Kyle is a junior project coordinator for Edit Microsystems, the company that provides eBraille technology. He works at the Athlone School for the Blind in Bellville.

Kyle says he tries to “paint a picture” for sighted people to show how the Braillenote Apex machine has changed his life.

Kyle, from Retreat, had an accident as a six-year-old – “I fell off my auntie’s exercise bike” – and lost his sight completely due to a growing tumour when he was 13. “It was instantaneous: One moment I could see, the next I was completely blind.”

But with the eBraille technology, he says he and others like him are able to “see” into the exact same digital world as the sighted.

“The project was started three years ago. It has revolutionised education for the blind and vision impaired,” says Kyle.

Through the technology, the blind are able to access all textbooks. “We are no longer reactive in the classroom environment, but proactive. A teacher can easily cut information out and enlarge it for low vision students to use.

“For us blind students, it needs to be retyped into Braille and there is a lot of editing that goes into Brailling information,” he says. “Teachers now no longer need to Braille anything. We can go search and immediately read it in Braille. Information is instantly available at our fingertips thanks to the Braillenote Apex technology,” Kyle explains.

The technology is fully operational at the Athlone School for the Blind and Pioneer School for the Blind in Worcester, and is used nationally.

For the first time in history, learners were able to write their exams on the Braillenote Apex, print out their answers in sighted text, and have their papers marked by a sighted marker who would never have known it had been written in Braille.

“It was very successful and it’s being done for a second time this year, but the focus is not just on the matrics. Even the Grade 7s are writing their exams like this.”

One blind leaner is now attending a mainstream school.

“With the programme there is a whole new world open for us blind people. We are no longer limited to being teachers or working on a switchboard,” he says.

He’s since written a training manual on the programme. “The world is not going to adapt to us. We need to adapt to the world. I’m now quite comfortable in this world.”

Pieter Labuschagne is the managing director of Edit Microsystems.

“It was traditionally a big problem getting learners to access proper Braille books.
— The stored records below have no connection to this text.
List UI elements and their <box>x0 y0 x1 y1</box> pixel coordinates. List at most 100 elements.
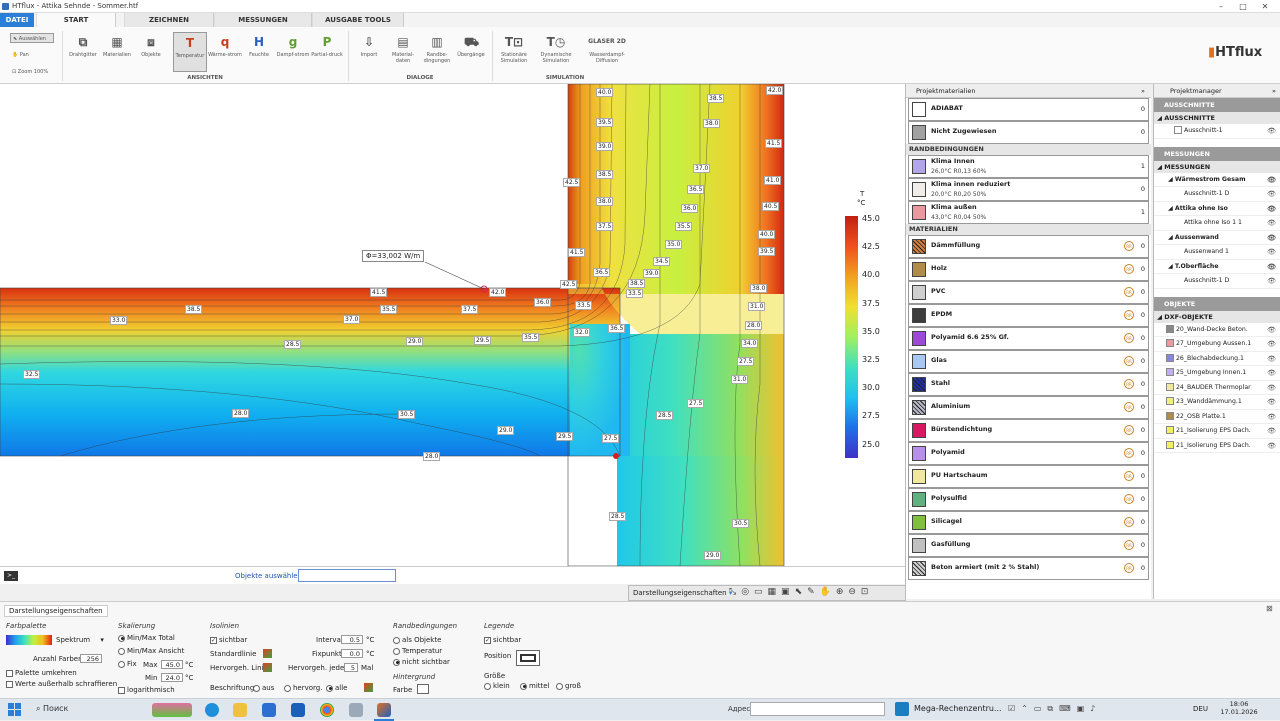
dynamic-sim-button[interactable]: T◷ Dynamische Simulation <box>539 35 573 64</box>
eye-icon[interactable]: 👁 <box>1267 352 1276 366</box>
eye-icon[interactable]: 👁 <box>1267 424 1276 438</box>
pj-sub-ausschnitte[interactable]: ◢ AUSSCHNITTE <box>1154 112 1280 124</box>
messung-item[interactable]: ◢ Attika ohne Iso 👁 <box>1154 202 1280 216</box>
tab-start[interactable]: START <box>36 13 116 27</box>
material-row[interactable]: Klima Innen 26,0°C R0,13 60% 1 <box>908 155 1149 178</box>
collapse-icon[interactable]: » <box>1272 84 1276 98</box>
glaser-button[interactable]: GLASER 2D Wasserdampf-Diffusion <box>583 35 631 64</box>
size-small-radio[interactable]: klein <box>484 682 510 690</box>
rb-as-objects-radio[interactable]: als Objekte <box>393 636 441 644</box>
material-row[interactable]: ADIABAT 0 <box>908 98 1149 121</box>
eye-icon[interactable]: 👁 <box>1267 202 1276 216</box>
pj-section-objekte[interactable]: OBJEKTE <box>1154 296 1280 311</box>
minimize-button[interactable]: – <box>1210 1 1232 12</box>
eye-icon[interactable]: 👁 <box>1267 187 1276 201</box>
palette-reverse-checkbox[interactable]: Palette umkehren <box>6 669 77 677</box>
scale-fix-radio[interactable]: Fix <box>118 660 137 668</box>
material-row[interactable]: Polysulfid RR 0 <box>908 488 1149 511</box>
tray-icons[interactable]: ☑⌃▭⧉⌨▣♪ <box>1008 704 1101 714</box>
messung-child-item[interactable]: Ausschnitt-1 D 👁 <box>1154 274 1280 289</box>
min-input[interactable]: 24.0 <box>161 673 183 682</box>
partialpressure-button[interactable]: P Partial-druck <box>310 35 344 58</box>
dxf-object-item[interactable]: 20_Wand-Decke Beton. 👁 <box>1154 323 1280 337</box>
dxf-object-item[interactable]: 22_OSB Platte.1 👁 <box>1154 410 1280 424</box>
coin-icon[interactable]: RR <box>1124 471 1134 481</box>
import-button[interactable]: ⇩ Import <box>352 35 386 58</box>
iso-visible-checkbox[interactable]: ✓ sichtbar <box>210 636 247 644</box>
close-button[interactable]: ✕ <box>1254 1 1276 12</box>
pan-tool-button[interactable]: ✋ Pan <box>10 50 54 60</box>
rb-hidden-radio[interactable]: nicht sichtbar <box>393 658 450 666</box>
label-off-radio[interactable]: aus <box>253 684 274 692</box>
tab-datei[interactable]: DATEI <box>0 13 34 27</box>
coin-icon[interactable]: RR <box>1124 310 1134 320</box>
eye-icon[interactable]: 👁 <box>1267 366 1276 380</box>
material-row[interactable]: Dämmfüllung RR 0 <box>908 235 1149 258</box>
taskbar-clock[interactable]: 18:06 17.01.2026 <box>1219 700 1259 716</box>
scale-minmax-view-radio[interactable]: Min/Max Ansicht <box>118 647 184 655</box>
material-row[interactable]: Polyamid 6.6 25% Gf. RR 0 <box>908 327 1149 350</box>
dxf-object-item[interactable]: 27_Umgebung Aussen.1 👁 <box>1154 337 1280 352</box>
material-row[interactable]: Klima außen 43,0°C R0,04 50% 1 <box>908 201 1149 224</box>
material-row[interactable]: EPDM RR 0 <box>908 304 1149 327</box>
tab-messungen[interactable]: MESSUNGEN <box>214 13 312 27</box>
edge-icon[interactable] <box>205 703 219 717</box>
material-row[interactable]: Beton armiert (mit 2 % Stahl) RR 0 <box>908 557 1149 580</box>
tab-display-properties[interactable]: Darstellungseigenschaften <box>4 605 108 617</box>
coin-icon[interactable]: RR <box>1124 264 1134 274</box>
dxf-object-item[interactable]: 26_Blechabdeckung.1 👁 <box>1154 352 1280 366</box>
material-row[interactable]: Bürstendichtung RR 0 <box>908 419 1149 442</box>
dxf-object-item[interactable]: 21_Isolierung EPS Dach. 👁 <box>1154 424 1280 439</box>
materialdata-button[interactable]: ▤ Material-daten <box>386 35 420 64</box>
explorer-icon[interactable] <box>233 703 247 717</box>
rb-temperature-radio[interactable]: Temperatur <box>393 647 442 655</box>
notepad-icon[interactable] <box>349 703 363 717</box>
legend-position-picker[interactable] <box>516 650 540 666</box>
material-row[interactable]: PU Hartschaum RR 0 <box>908 465 1149 488</box>
store-icon[interactable] <box>262 703 276 717</box>
eye-icon[interactable]: 👁 <box>1267 245 1276 259</box>
ausschnitt-item[interactable]: Ausschnitt-1 👁 <box>1154 124 1280 139</box>
close-panel-icon[interactable]: ⊠ <box>1266 604 1273 613</box>
coin-icon[interactable]: RR <box>1124 287 1134 297</box>
taskbar-language[interactable]: DEU <box>1193 705 1208 713</box>
messung-child-item[interactable]: Ausschnitt-1 D 👁 <box>1154 187 1280 202</box>
size-medium-radio[interactable]: mittel <box>520 682 550 690</box>
wireframe-button[interactable]: ⧉ Drahtgitter <box>66 35 100 58</box>
transitions-button[interactable]: ⛟ Übergänge <box>454 35 488 58</box>
coin-icon[interactable]: RR <box>1124 540 1134 550</box>
eye-icon[interactable]: 👁 <box>1267 410 1276 424</box>
taskbar-app-label[interactable]: Mega-Rechenzentru... <box>914 704 1002 713</box>
vaporflow-button[interactable]: g Dampf-strom <box>276 35 310 58</box>
fixpunkt-input[interactable]: 0.0 <box>341 649 363 658</box>
heat-flux-label[interactable]: Φ=33,002 W/m <box>362 250 425 262</box>
select-tool-button[interactable]: ⬉ Auswählen <box>10 33 54 43</box>
interval-input[interactable]: 0.5 <box>341 635 363 644</box>
flowers-widget-icon[interactable] <box>152 703 192 717</box>
pj-section-messungen[interactable]: MESSUNGEN <box>1154 146 1280 161</box>
background-color-swatch[interactable] <box>417 684 429 694</box>
coin-icon[interactable]: RR <box>1124 356 1134 366</box>
eye-icon[interactable]: 👁 <box>1267 173 1276 187</box>
dxf-object-item[interactable]: 23_Wanddämmung.1 👁 <box>1154 395 1280 410</box>
htflux-taskbar-icon[interactable] <box>377 703 391 717</box>
hatch-outside-checkbox[interactable]: Werte außerhalb schraffieren <box>6 680 117 688</box>
coin-icon[interactable]: RR <box>1124 241 1134 251</box>
materials-button[interactable]: ▦ Materialien <box>100 35 134 58</box>
eye-icon[interactable]: 👁 <box>1267 337 1276 351</box>
eye-icon[interactable]: 👁 <box>1267 439 1276 453</box>
pj-section-ausschnitte[interactable]: AUSSCHNITTE <box>1154 98 1280 112</box>
zoom-100-button[interactable]: ⊡ Zoom 100% <box>10 67 58 77</box>
heatflow-button[interactable]: q Wärme-strom <box>208 35 242 58</box>
collapse-icon[interactable]: » <box>1141 84 1145 98</box>
app-taskbar-icon[interactable] <box>895 702 909 716</box>
coin-icon[interactable]: RR <box>1124 448 1134 458</box>
mail-icon[interactable] <box>291 703 305 717</box>
chrome-icon[interactable] <box>320 703 334 717</box>
coin-icon[interactable]: RR <box>1124 563 1134 573</box>
maximize-button[interactable]: □ <box>1232 1 1254 12</box>
pj-sub-dxf[interactable]: ◢ DXF-OBJEKTE <box>1154 310 1280 323</box>
objects-button[interactable]: ⧈ Objekte <box>134 35 168 58</box>
material-row[interactable]: PVC RR 0 <box>908 281 1149 304</box>
dxf-object-item[interactable]: 21_Isolierung EPS Dach. 👁 <box>1154 439 1280 453</box>
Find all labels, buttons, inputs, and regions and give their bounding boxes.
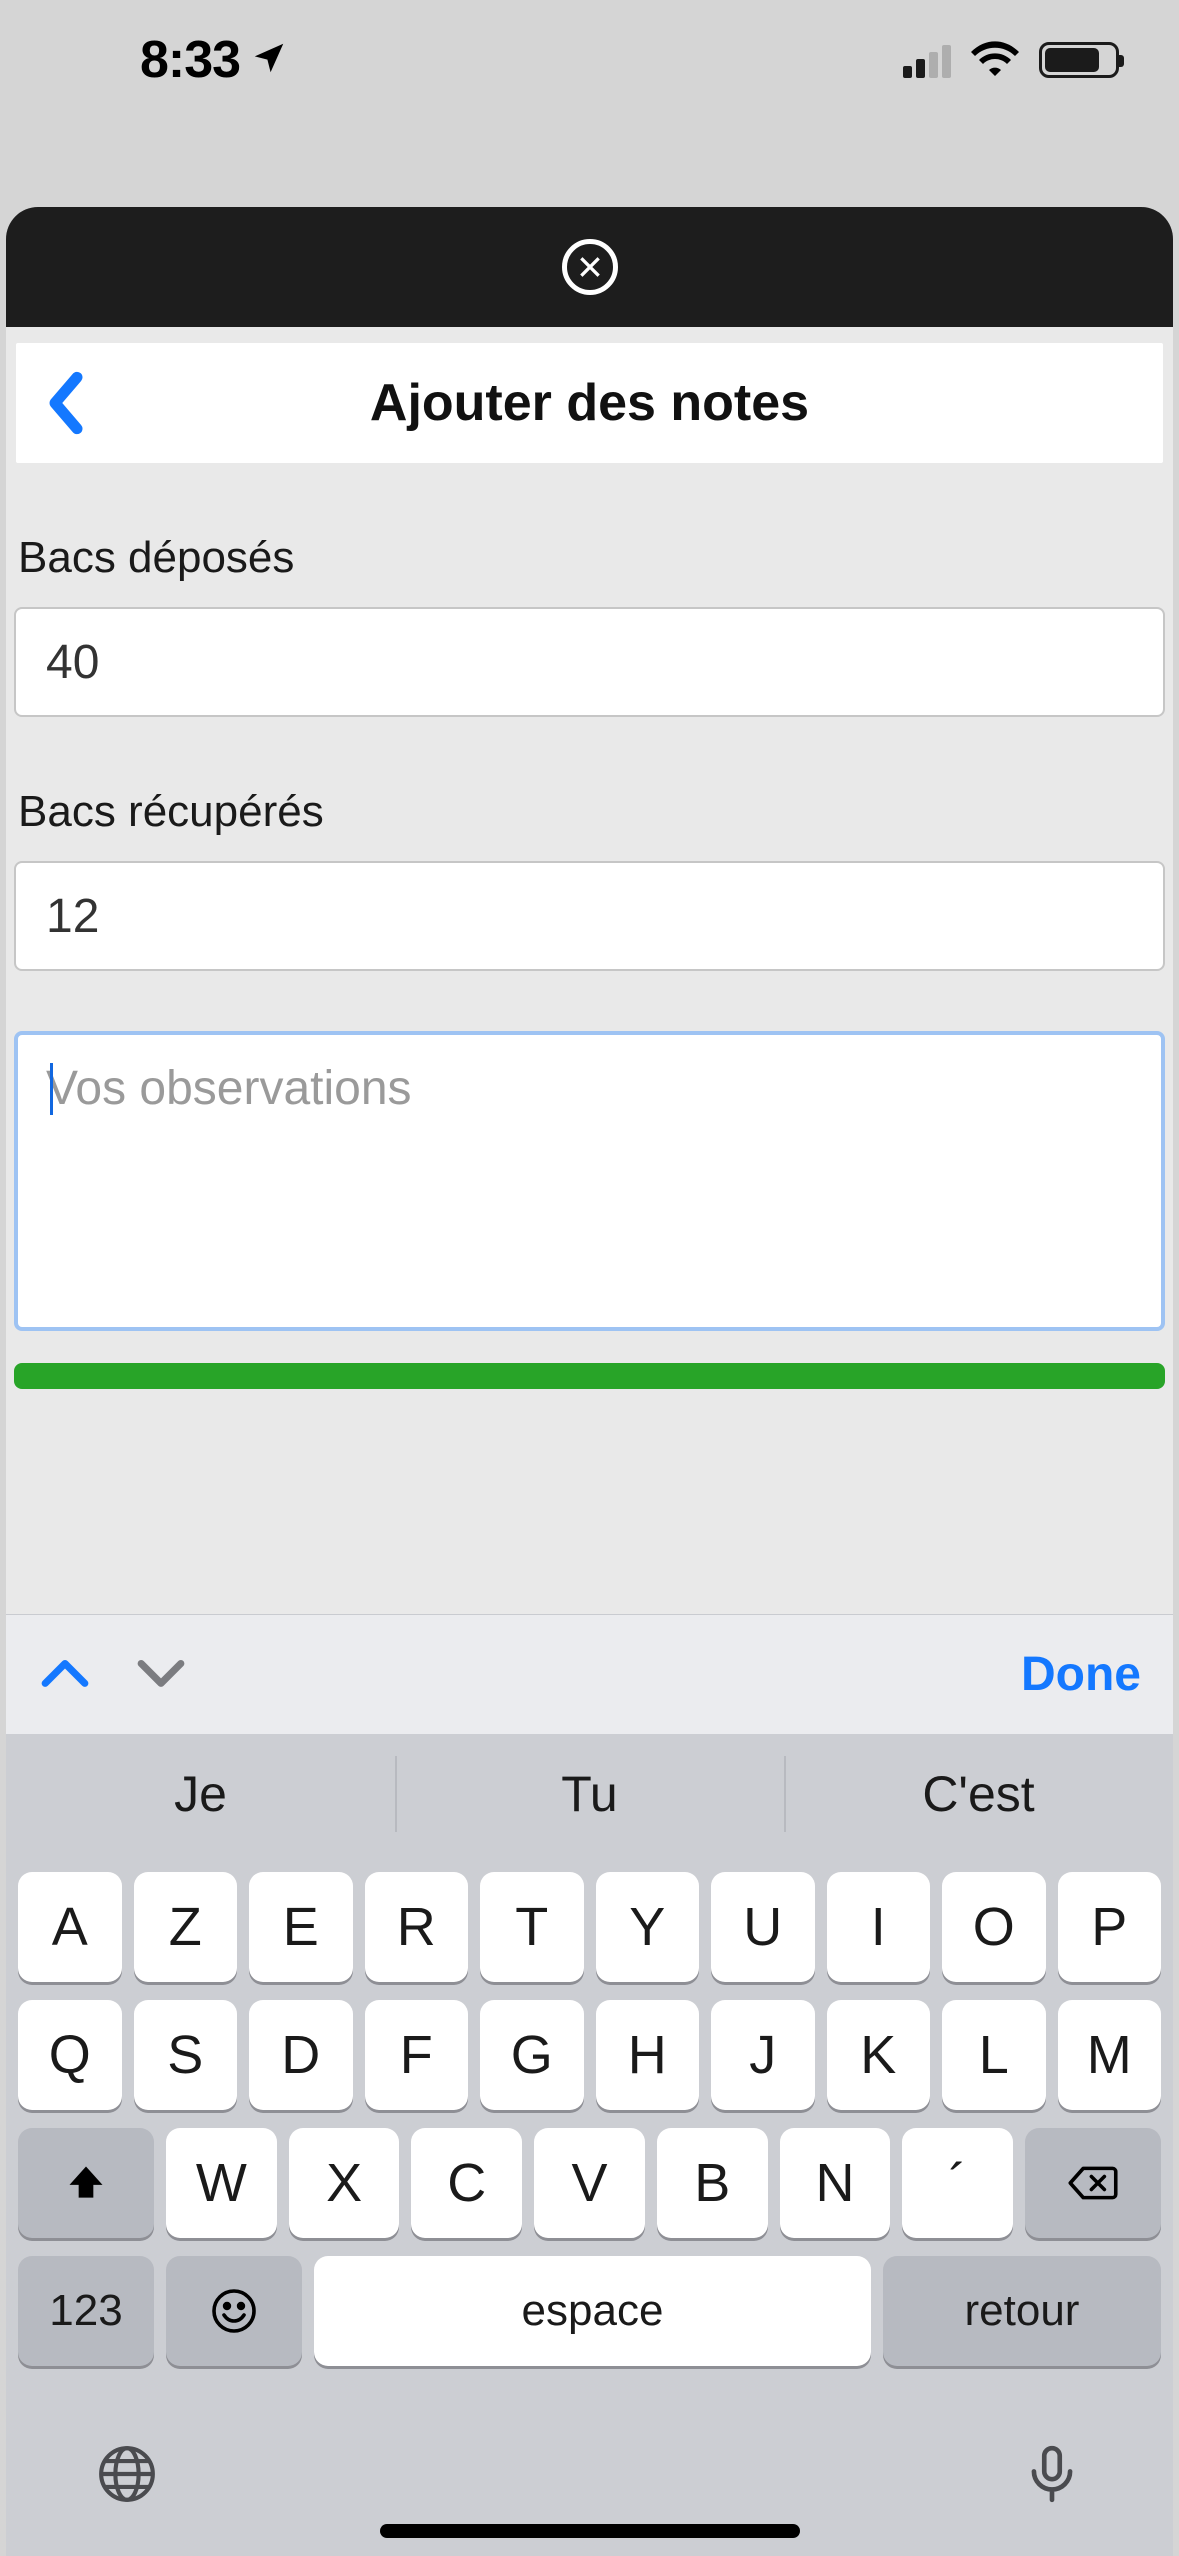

You had your traditional paper version, with the printed Braille conversion.

“The Athlone school just took the opportunity and ran with it, moving paper to digital,” he says.

He said they’ve worked hard to form good relationships with publishers.

Edit Microsystems was awarded the Braille Partner of the Year in December 2014 in London thanks to their technology. “Now blind children have access to the internet. This is our biggest success story.”

The project was officially launched in February 2013 by the specialised education support directorate of the WCED, who supplied the equipment to Athlone and Pioneer schools.

Tessa Trafford from Edit Microsystems says part of their mandate is to encourage big businesses to partner with them to ensure learners have access to education and opportunities through this technology.

“With access to this equipment, learners will have the opportunity to reach their maximum potential and find employment once they leave formal education. “Currently only 3% of those who are blind are employed in South Africa. Through initiatives such as the eBraille project we believe that these figures will change.”